1. ## Combinatorics?

It is a rule in Gaelic that no consonant or group of consonants can stand immediately between a strong and weak vowel;the strong vowels being a, o, u and the weak vowels being e and i. Find the number of Gaelic words of $\displaystyle (n + 3)$ letters each, which can be formed of n consonants and the vowels a,e,o where no letter is repeated in the same word.

Spoiler:
$\displaystyle \frac{2(n + 3)!}{(n + 2)}$

How to solve it?

2. Hello fardeen_gen
Originally Posted by fardeen_gen
It is a rule in Gaelic that no consonant or group of consonants can stand immediately between a strong and weak vowel;the strong vowels being a, o, u and the weak vowels being e and i. Find the number of Gaelic words of $\displaystyle (n + 3)$ letters each, which can be formed of n consonants and the vowels a,e,o where no letter is repeated in the same word.

Spoiler:
$\displaystyle \frac{2(n + 3)!}{(n + 2)}$

How to solve it?
The $\displaystyle n$ consonants can be arranged in a line in $\displaystyle n!$ ways.

There are then $\displaystyle (n+1)$ 'slots' into which arrangements of vowels can be placed. We must not place the 'e' alone in a slot, or there would then be one or more consonants between the 'e' and another vowel. So, we'll assume first that the 'e' is placed with another single vowel, and the remaining vowel in a separate slot.

There are $\displaystyle (n+1)$ ways of placing the 'e' into a slot, and then 4 ways of choosing and positioning an 'a' or an 'o' in the same slot alongside the 'e'. There are then $\displaystyle n$ ways of placing the third vowel into a different slot. Total: $\displaystyle 4n(n+1)$. But in half of these arrangements the third vowel will be placed in a slot where there is a group of consonants between the 'e' and this third vowel. So the permitted number of ways of positioning the group of 2 vowels and a single third vowel is $\displaystyle 2n(n+1)$.

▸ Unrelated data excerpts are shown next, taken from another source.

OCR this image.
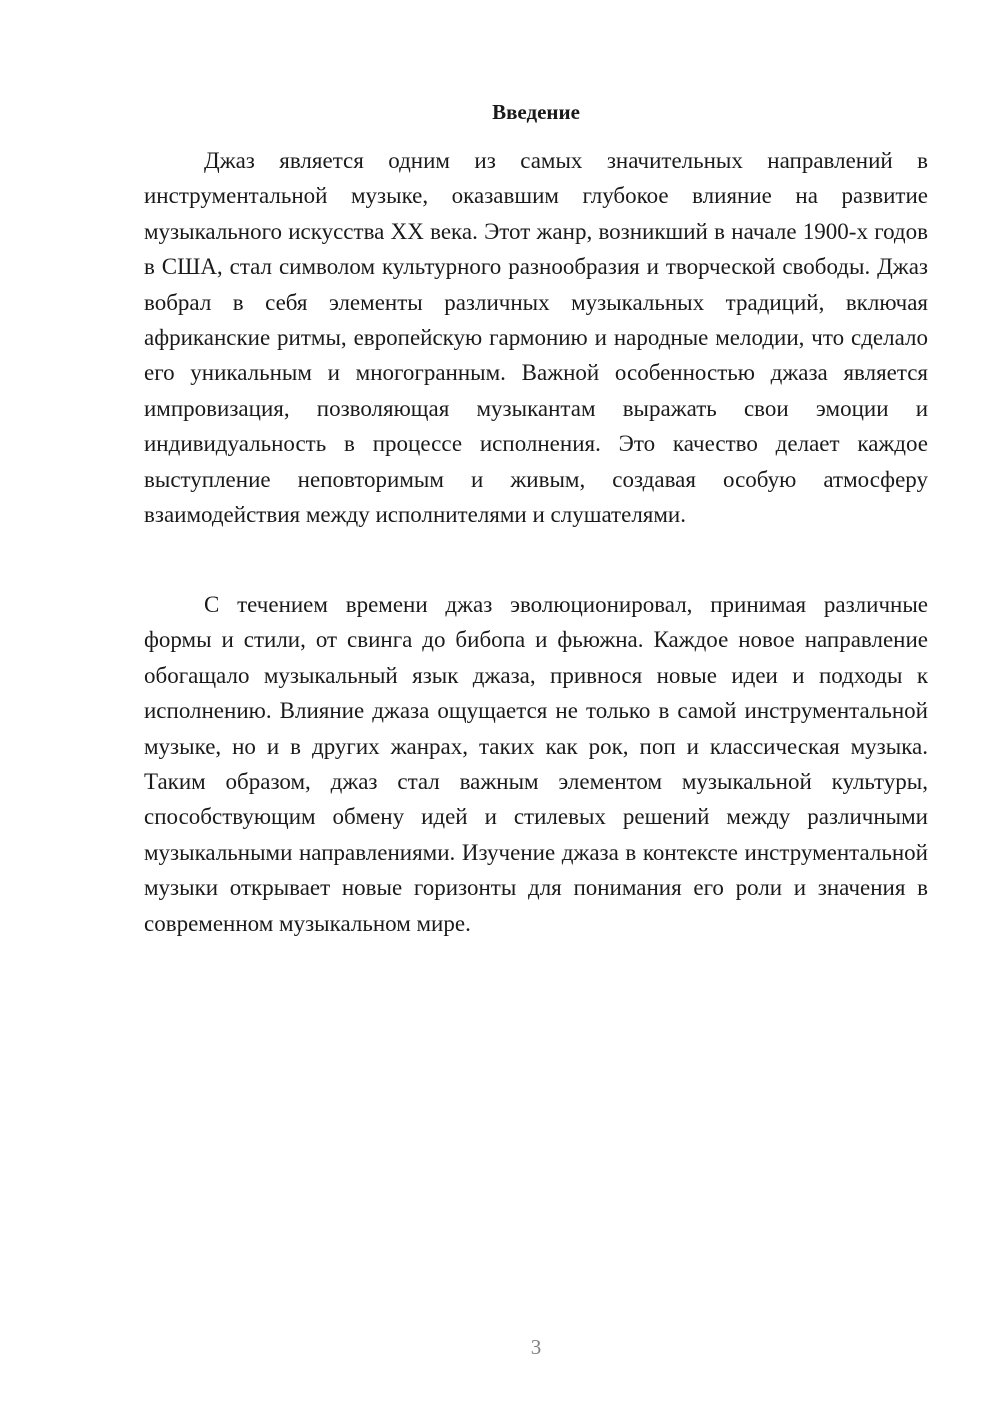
Введение

Джаз является одним из самых значительных направлений в инструментальной музыке, оказавшим глубокое влияние на развитие музыкального искусства XX века. Этот жанр, возникший в начале 1900-х годов в США, стал символом культурного разнообразия и творческой свободы. Джаз вобрал в себя элементы различных музыкальных традиций, включая африканские ритмы, европейскую гармонию и народные мелодии, что сделало его уникальным и многогранным. Важной особенностью джаза является импровизация, позволяющая музыкантам выражать свои эмоции и индивидуальность в процессе исполнения. Это качество делает каждое выступление неповторимым и живым, создавая особую атмосферу взаимодействия между исполнителями и слушателями.

С течением времени джаз эволюционировал, принимая различные формы и стили, от свинга до бибопа и фьюжна. Каждое новое направление обогащало музыкальный язык джаза, привнося новые идеи и подходы к исполнению. Влияние джаза ощущается не только в самой инструментальной музыке, но и в других жанрах, таких как рок, поп и классическая музыка. Таким образом, джаз стал важным элементом музыкальной культуры, способствующим обмену идей и стилевых решений между различными музыкальными направлениями. Изучение джаза в контексте инструментальной музыки открывает новые горизонты для понимания его роли и значения в современном музыкальном мире.

3
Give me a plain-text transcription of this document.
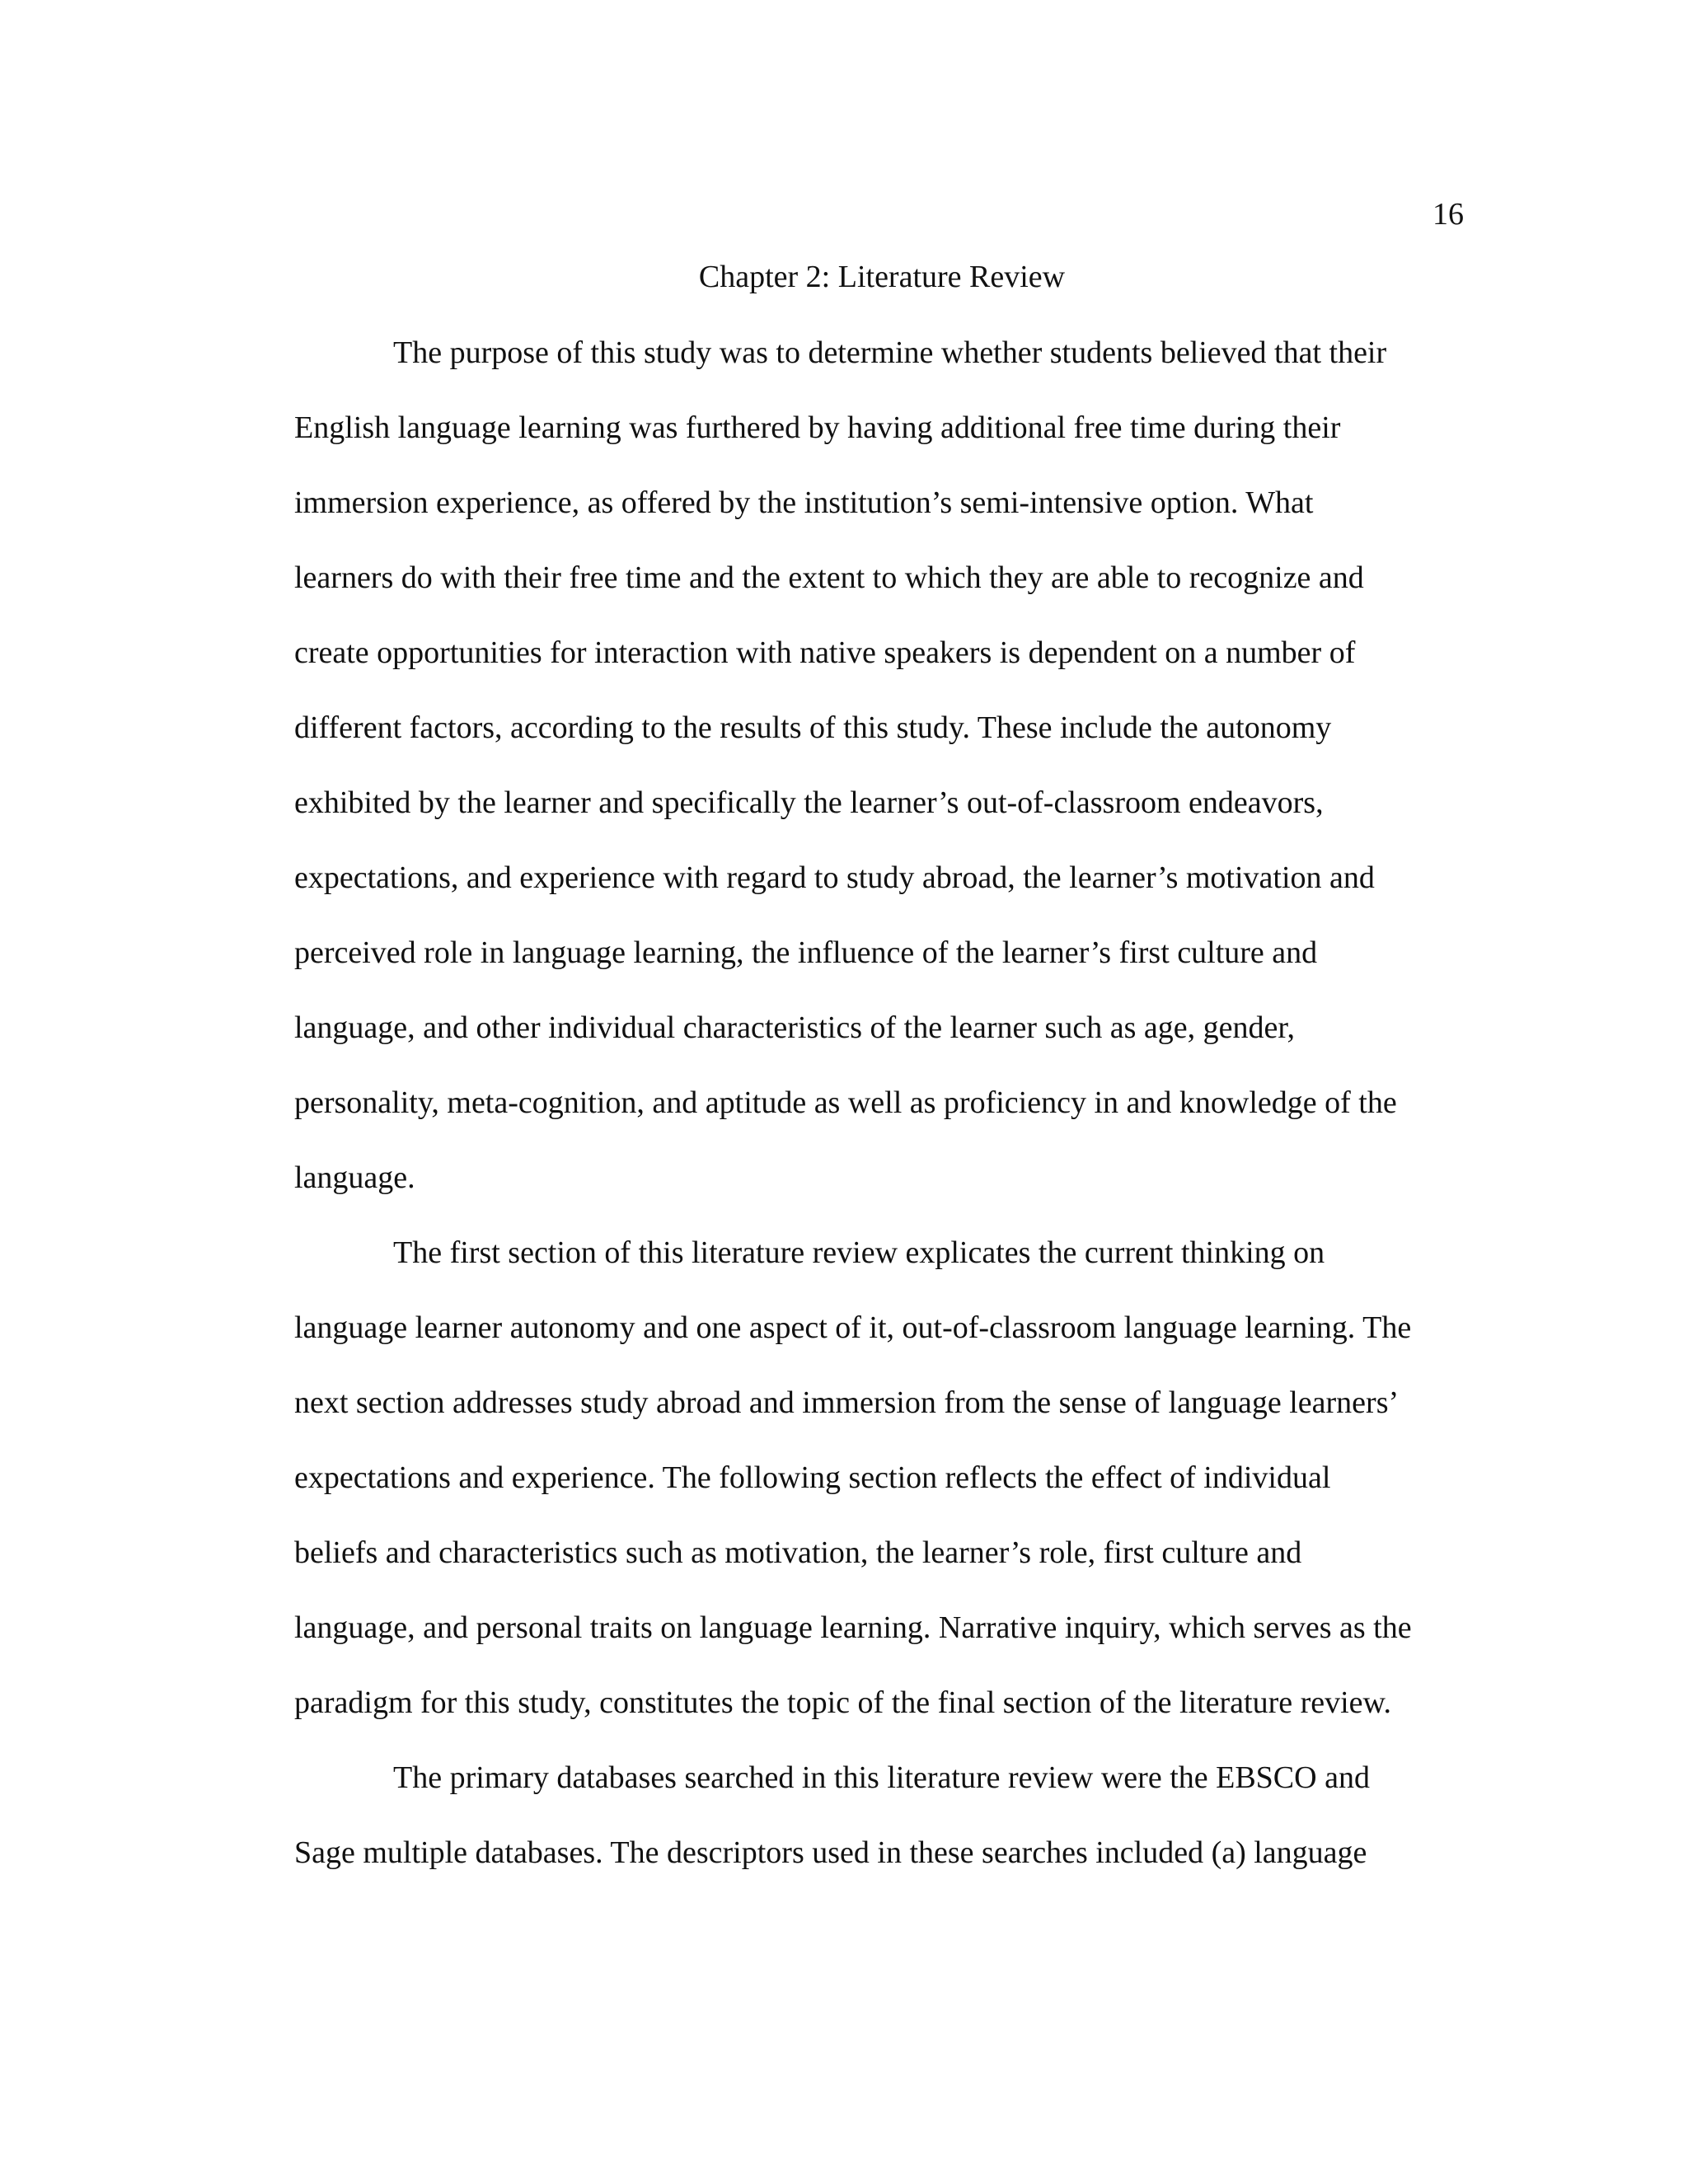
16
Chapter 2: Literature Review
The purpose of this study was to determine whether students believed that their
English language learning was furthered by having additional free time during their
immersion experience, as offered by the institution’s semi-intensive option. What
learners do with their free time and the extent to which they are able to recognize and
create opportunities for interaction with native speakers is dependent on a number of
different factors, according to the results of this study. These include the autonomy
exhibited by the learner and specifically the learner’s out-of-classroom endeavors,
expectations, and experience with regard to study abroad, the learner’s motivation and
perceived role in language learning, the influence of the learner’s first culture and
language, and other individual characteristics of the learner such as age, gender,
personality, meta-cognition, and aptitude as well as proficiency in and knowledge of the
language.
The first section of this literature review explicates the current thinking on
language learner autonomy and one aspect of it, out-of-classroom language learning. The
next section addresses study abroad and immersion from the sense of language learners’
expectations and experience. The following section reflects the effect of individual
beliefs and characteristics such as motivation, the learner’s role, first culture and
language, and personal traits on language learning. Narrative inquiry, which serves as the
paradigm for this study, constitutes the topic of the final section of the literature review.
The primary databases searched in this literature review were the EBSCO and
Sage multiple databases. The descriptors used in these searches included (a) language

Then there are $\displaystyle 3!=6$ ways of arranging the 3 vowels into a single group, and $\displaystyle (n+1)$ ways of choosing a 'slot' for this group. Total: $\displaystyle 6(n+1)$.

There are therefore $\displaystyle 2n(n+1) + 6(n+1) = 2(n+1)(n+3)$ ways of positioning the vowels into the $\displaystyle (n+1)$ 'slots' formed by the $\displaystyle n$ consonants.

So the total number of arrangements is $\displaystyle 2(n+1)(n+3)n! = \frac{2(n+3)!}{n+2}$.